Kemudian, jika pesihirnya adalah seorang Ahli
Kitab, maka menurut Abu Hanifah bahwa ia dibunuh sebagaimana pesihir yang
muslim, namun Imam Malik, Ahmad dan Syafi'i berpendapat bahwa ia tidak dibunuh
karena ada kisah Lubaid bin Al A'sham yang melakukan sihir (tetapi tidak
dibunuh). Para ulama juga berselisih tentang wanita muslimah yang melakukan
sihir? Abu Hanifah berpendapat bahwa wanita tersebut tidak dibunuh, akan tetapi
dipenjarakan. Sedangkan Imam Malik, Ahmad dan Syafi'i berpendapat bahwa ia
seperti laki-laki (dibunuh). Wallahu a'lam.
Catatan:
Penegakkan hudud adalah tugas imam kaum
muslimin atau orang yang
ditunjuk oleh imam untuk mewakilinya[1].
Apakah pelaku sihir diterima tobatnya?
Menurut pendapat yang shahih, jika pelaku
sihir bertobat, maka diterima tobatnya.
Cara mengatasi dan mengobati sihir
Cara mengatasi sihir terbagi dua:
Pertama, sebelum terjadi.
Kedua, setelah terjadi.
Tindakan yang perlu dilakukan seseorang sebelum sihir menimpanya
adalah:
1. Melaksanakan
kewajiban agama, meninggalkan larangan, dan bertobat dari segala maksiat.
2. Banyak
membaca Al Qur'an dan menjadikannya sebagai wirid harian.
3. Membentengi
diri dengan doa, ta'awwudz, dan dzikr-dzikr, baik dzikr mutlak maupun dzikr
muqayyad. Misalnya membaca dzikr setelah shalat, dzikr pagi-petang, dzikr
sebelum tidur, dzikr bangun tidur, dzikr masuk dan keluar rumah, dzikr naik
kendaraan, dzikr masuk masjid dan keluar darinya, dsb.
4. Memakan
tujuh buah kurma sebelum makan dan minum jika memungkinkan. Rasulullah
shallallahu 'alaihi wa sallam bersabda:
مَنِ اصْطَبَحَ بِسَبْعِ تَمَرَاتِ عَجْوَةٍ، لَمْ
يَضُرَّهُ ذَلِكَ اليَوْمَ سَمٌّ، وَلاَ سِحْرٌ
"Barang
siapa yang makan pada pagi hari dengan tujuh buah kurma 'Ajwah, maka racun
maupun sihir tidak akan membahayakannya (sampai malam)." (HR. Bukhari dan
Muslim)
Kurma 'Ajwah adalah kurma Madinah yang paling baik dan paling
lunak. Yang lebih utama adalah jika kurmanya dari daerah yang berada di antara
dua batu hitam di Madinah sebagaimana dalam hadits riwayat Muslim, bahwa
Rasulullah shallallahu 'alaihi wa sallam bersabda:
مَنْ أَكَلَ سَبْعَ تَمَرَاتٍ مِمَّا بَيْنَ لَابَتَيْهَا
حِينَ يُصْبِحُ، لَمْ يَضُرَّهُ سُمٌّ حَتَّى يُمْسِيَ
"Barang
siapa yang memakan tujuh buah kurma yang berada di antara dua batu hitam di
pagi harinya, maka racun tidak akan membahayakannya sampai sore hari."
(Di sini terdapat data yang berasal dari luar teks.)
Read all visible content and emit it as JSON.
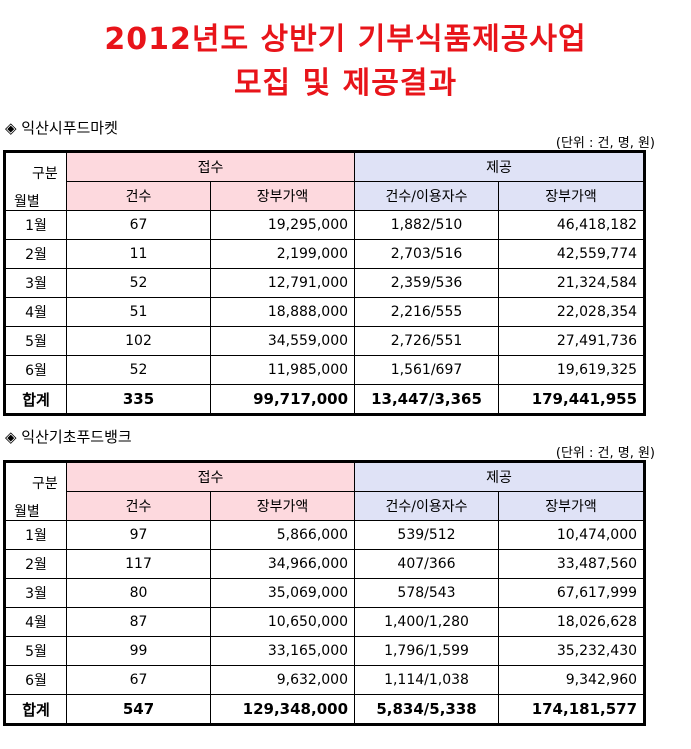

Menurut Syaikh Ibnu Baz rahimahullah, bahwa diharapkan hal itu
berlaku pula pada selain kurma Madinah secara mutlak.
Mengobati sihir ada dua macam:
1. Mengobati
dengan menggunakan sihir juga. Ini disebut Nusyrah, tentang hal ini Rasulullah
shallallahu 'alaihi wa sallam bersabda, "Itu termasuk amal setan."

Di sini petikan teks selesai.